Na entrevista, o economista aponta que, embora haja um roteiro claro para políticas de sucesso, o Brasil ainda tem um longo caminho a percorrer, porque as iniciativas que mais prosperam “são aquelas que geram benefícios para grupos que se organizaram para pedir alguma política”.

“No Brasil, a gente tem a mania de querer resolver tudo via governo, via uma nova política pública, um novo subsídio, uma nova restituição, uma nova regulação, um novo programa.
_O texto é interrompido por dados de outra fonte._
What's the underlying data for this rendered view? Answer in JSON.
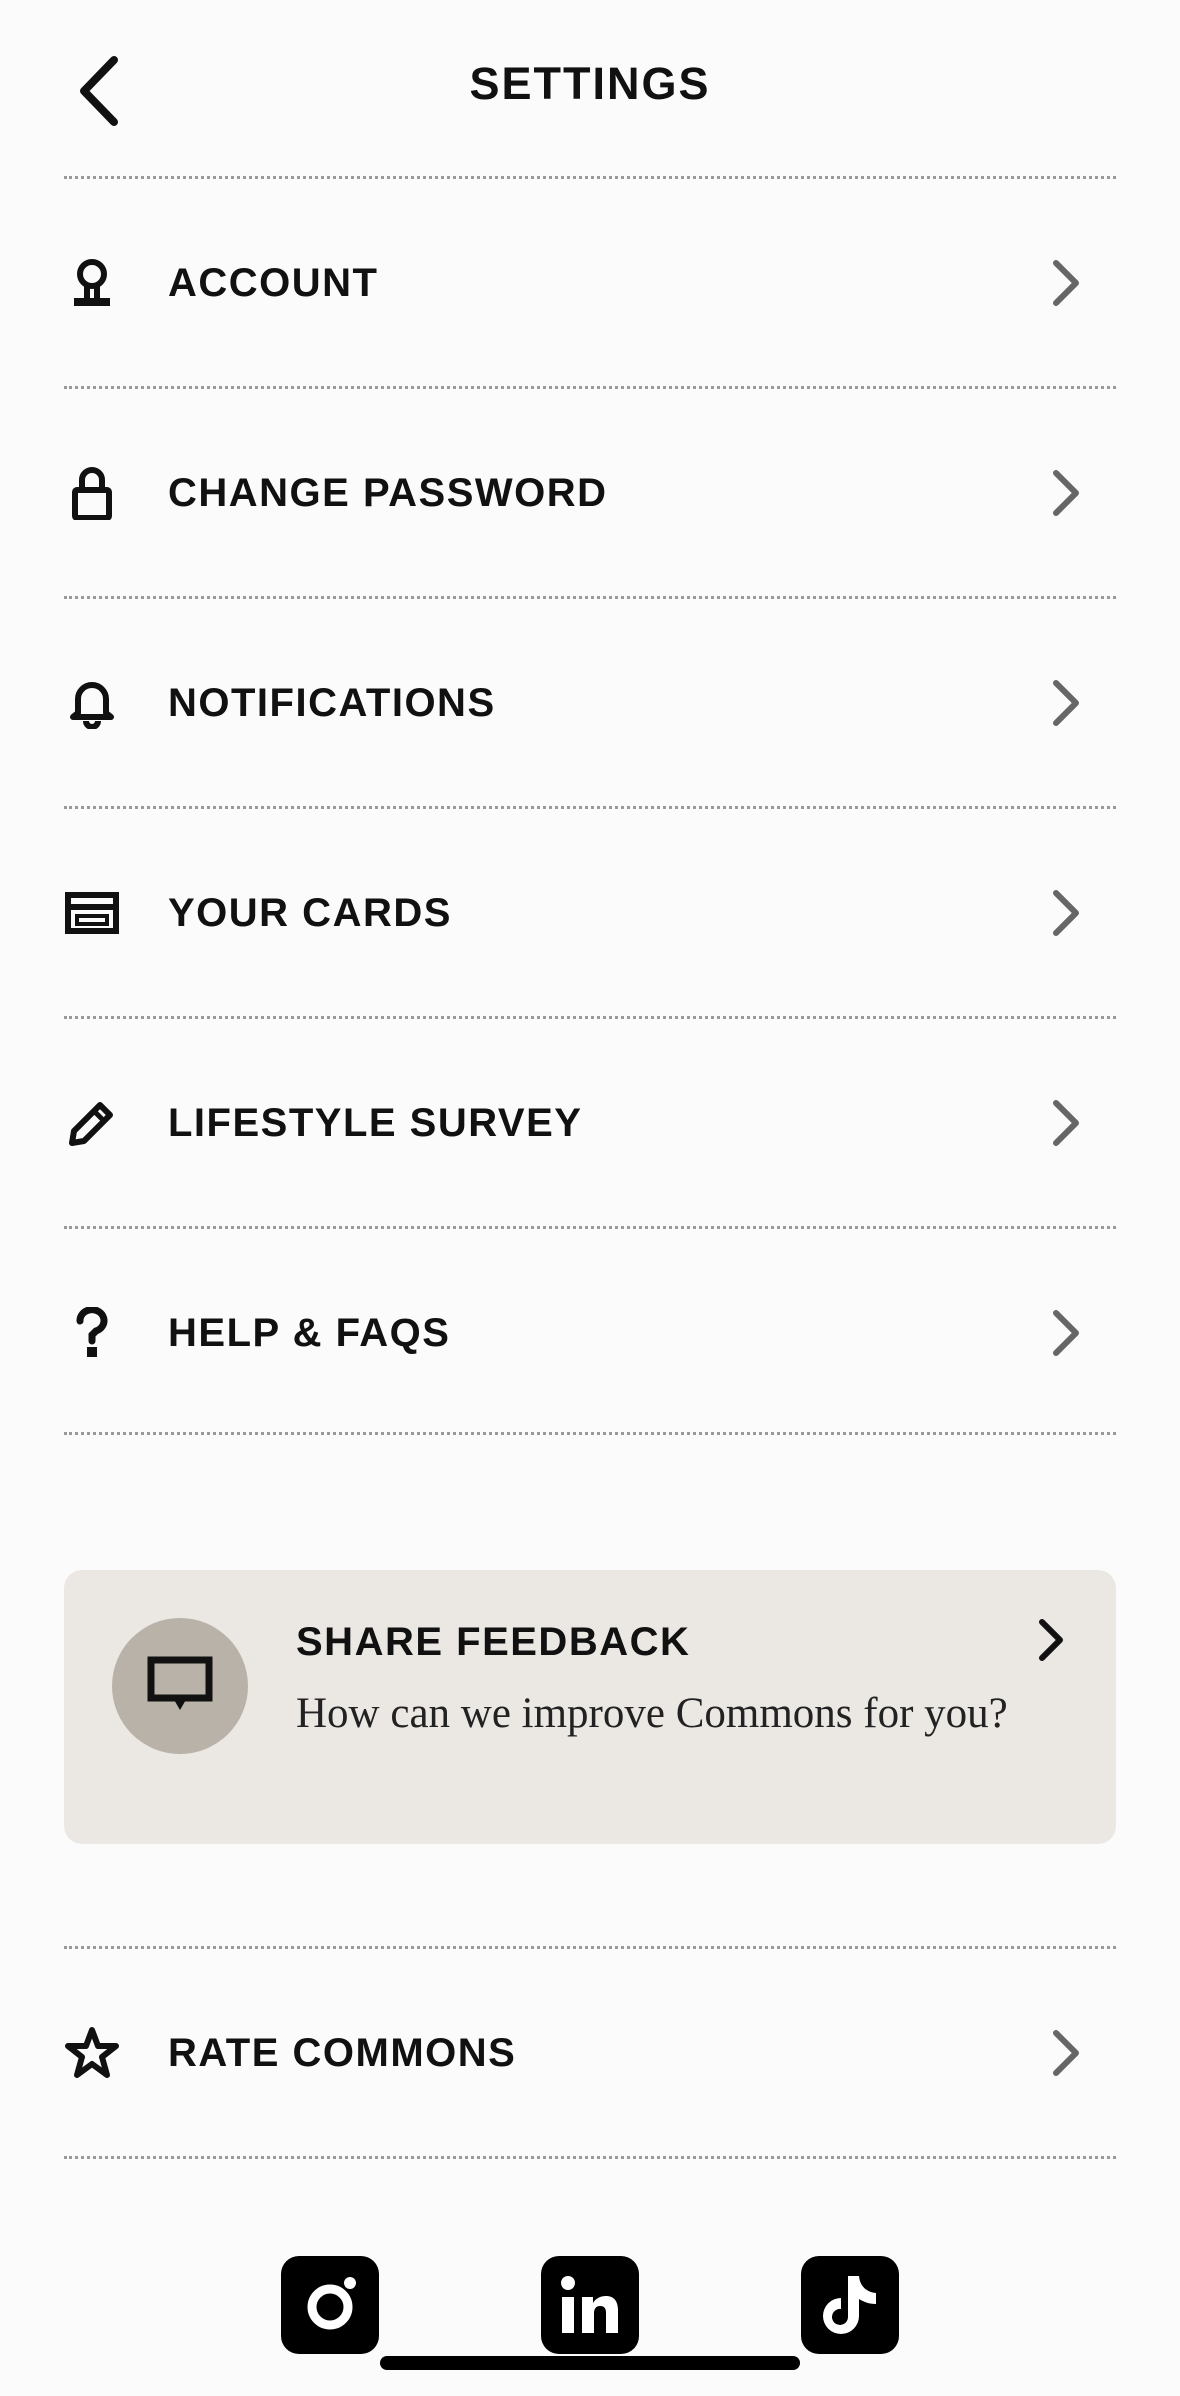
{
  "header": {
    "title": "SETTINGS"
  },
  "menu": [
    {
      "label": "ACCOUNT",
      "icon": "user-icon"
    },
    {
      "label": "CHANGE PASSWORD",
      "icon": "lock-icon"
    },
    {
      "label": "NOTIFICATIONS",
      "icon": "bell-icon"
    },
    {
      "label": "YOUR CARDS",
      "icon": "card-icon"
    },
    {
      "label": "LIFESTYLE SURVEY",
      "icon": "pencil-icon"
    },
    {
      "label": "HELP & FAQS",
      "icon": "question-icon"
    }
  ],
  "feedback": {
    "title": "SHARE FEEDBACK",
    "subtitle": "How can we improve Commons for you?",
    "icon": "chat-bubble-icon"
  },
  "rate": {
    "label": "RATE COMMONS",
    "icon": "star-icon"
  },
  "social": [
    "instagram-icon",
    "linkedin-icon",
    "tiktok-icon"
  ],
  "colors": {
    "background": "#fcfbfc",
    "feedback_card": "#ebe8e4",
    "feedback_circle": "#b9b2a8",
    "chevron": "#666666"
  }
}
E a chance de fracasso é muito maior do que a de sucesso, por causa da dificuldade de gestão, de influência política”, afirma. “Um ponto importante é pensar dez vezes antes de criar uma política nova, porque a chance de fracasso é maior do que a de sucesso.” A seguir, os principais trechos da entrevista.
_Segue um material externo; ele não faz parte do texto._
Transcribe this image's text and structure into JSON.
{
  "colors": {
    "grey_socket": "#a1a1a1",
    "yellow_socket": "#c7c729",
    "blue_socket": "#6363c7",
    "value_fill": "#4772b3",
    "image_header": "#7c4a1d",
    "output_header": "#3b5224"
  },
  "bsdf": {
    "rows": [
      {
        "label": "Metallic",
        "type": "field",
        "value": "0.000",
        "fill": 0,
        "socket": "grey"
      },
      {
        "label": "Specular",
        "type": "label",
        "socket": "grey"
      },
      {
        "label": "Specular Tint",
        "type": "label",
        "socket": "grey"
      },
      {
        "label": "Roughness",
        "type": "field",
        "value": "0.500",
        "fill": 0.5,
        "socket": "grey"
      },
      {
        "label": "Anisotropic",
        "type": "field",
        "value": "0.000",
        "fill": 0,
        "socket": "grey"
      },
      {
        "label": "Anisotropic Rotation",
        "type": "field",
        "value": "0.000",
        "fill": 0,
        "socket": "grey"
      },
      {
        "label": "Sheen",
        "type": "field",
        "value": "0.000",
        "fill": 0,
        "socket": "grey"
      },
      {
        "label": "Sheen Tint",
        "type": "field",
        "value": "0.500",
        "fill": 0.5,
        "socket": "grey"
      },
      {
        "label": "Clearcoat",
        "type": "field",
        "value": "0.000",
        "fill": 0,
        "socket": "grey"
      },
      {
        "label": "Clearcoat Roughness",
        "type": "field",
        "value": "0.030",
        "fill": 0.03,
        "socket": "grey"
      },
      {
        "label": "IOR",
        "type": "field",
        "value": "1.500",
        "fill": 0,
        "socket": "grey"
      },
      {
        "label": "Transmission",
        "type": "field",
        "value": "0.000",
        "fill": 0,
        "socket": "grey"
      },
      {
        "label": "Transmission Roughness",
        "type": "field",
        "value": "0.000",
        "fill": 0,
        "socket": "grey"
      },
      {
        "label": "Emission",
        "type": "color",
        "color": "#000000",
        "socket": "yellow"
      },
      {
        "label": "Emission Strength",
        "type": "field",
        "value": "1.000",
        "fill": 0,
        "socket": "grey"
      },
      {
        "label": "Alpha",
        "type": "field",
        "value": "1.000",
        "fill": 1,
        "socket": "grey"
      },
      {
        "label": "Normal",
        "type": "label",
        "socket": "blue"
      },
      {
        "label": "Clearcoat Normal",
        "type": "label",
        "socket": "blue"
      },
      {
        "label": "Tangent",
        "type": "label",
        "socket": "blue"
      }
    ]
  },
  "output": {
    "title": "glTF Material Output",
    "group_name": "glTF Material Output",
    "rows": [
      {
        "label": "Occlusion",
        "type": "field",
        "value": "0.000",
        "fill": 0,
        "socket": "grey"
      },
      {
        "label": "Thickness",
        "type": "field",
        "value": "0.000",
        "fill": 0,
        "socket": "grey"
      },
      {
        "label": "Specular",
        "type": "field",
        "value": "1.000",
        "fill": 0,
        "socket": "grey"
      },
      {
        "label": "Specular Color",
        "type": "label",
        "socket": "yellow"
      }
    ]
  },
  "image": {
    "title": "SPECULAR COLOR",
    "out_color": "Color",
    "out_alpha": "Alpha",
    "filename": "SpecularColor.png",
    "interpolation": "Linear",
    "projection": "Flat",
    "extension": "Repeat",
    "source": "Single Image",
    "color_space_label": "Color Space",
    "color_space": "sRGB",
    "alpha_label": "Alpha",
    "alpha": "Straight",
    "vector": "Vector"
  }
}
Com base no livro, o que é possível que as políticas públicas bem-sucedidas tenham em comum?

São características comuns muito básicas, mas que, ao mesmo tempo, na prática, não são obedecidas. Quando você tem uma política bem-sucedida, o começo se deu com a análise do problema. Por exemplo, a questão do Ensino Médio em tempo integral. Tem o caso clássico de alta evasão de adolescentes. Identifica quais são os problemas, como a baixa identificação com as disciplinas que estão sendo cursadas, a falta de um projeto de vida daquele adolescente, a baixa qualidade do ensino. Tem também um problema de o adolescente ficar muito tempo na rua e exposto à violência. E, a partir desses problemas, você vê que o Ensino Médio em tempo integral ajuda a solucionar todos esses problemas. O diagnóstico é a primeira coisa.

O segundo ponto é que o desenho e a qualidade da implementação fazem toda a diferença. Tem os casos da PPP (Parceria Público Privada) de estádio de futebol. A Bahia fez uma que deu super certo, e Pernambuco fez uma que deu super errado. Basicamente, porque o desenho do contrato foi mal feito, os incentivos estabelecidos foram mal feitos. A qualidade do desenho da implementação faz muita diferença. O terceiro ponto é que muitas políticas precisam ser avaliadas ex-ante, durante a implantação e depois. Para fazer isso, tem de fazer um desenho de política bem pensado, criar condições para poder fazer essa avaliação, ter um grupo de controle claro.

Poderia exemplificar?

No caso da implementação de câmeras nos uniformes policiais, Santa Catarina e São Paulo adotaram políticas bem desenhadas no sentido de que criaram o contrafactual, a possibilidade de comparar. Santa Catarina sorteou quais eram os policiais que iriam usar câmera no fardamento, para poder comparar o desempenho deles com outros que estavam atuando sem as câmeras. E São Paulo fez uma implementação faseada, de modo que alguns batalhões tinham câmeras, mas outros não. Você também podia comparar – e tudo isso feito com muito cuidado no desenho da política. Não é só pegar, pendurar a câmera no uniforme do policial e mandá-lo para a rua. Tem de ter todo o sistema de processamento dessas informações, o que vão usar, como vão armazenar as filmagens, se vão usar para treinamento ou só para monitoramento e verificação das ações.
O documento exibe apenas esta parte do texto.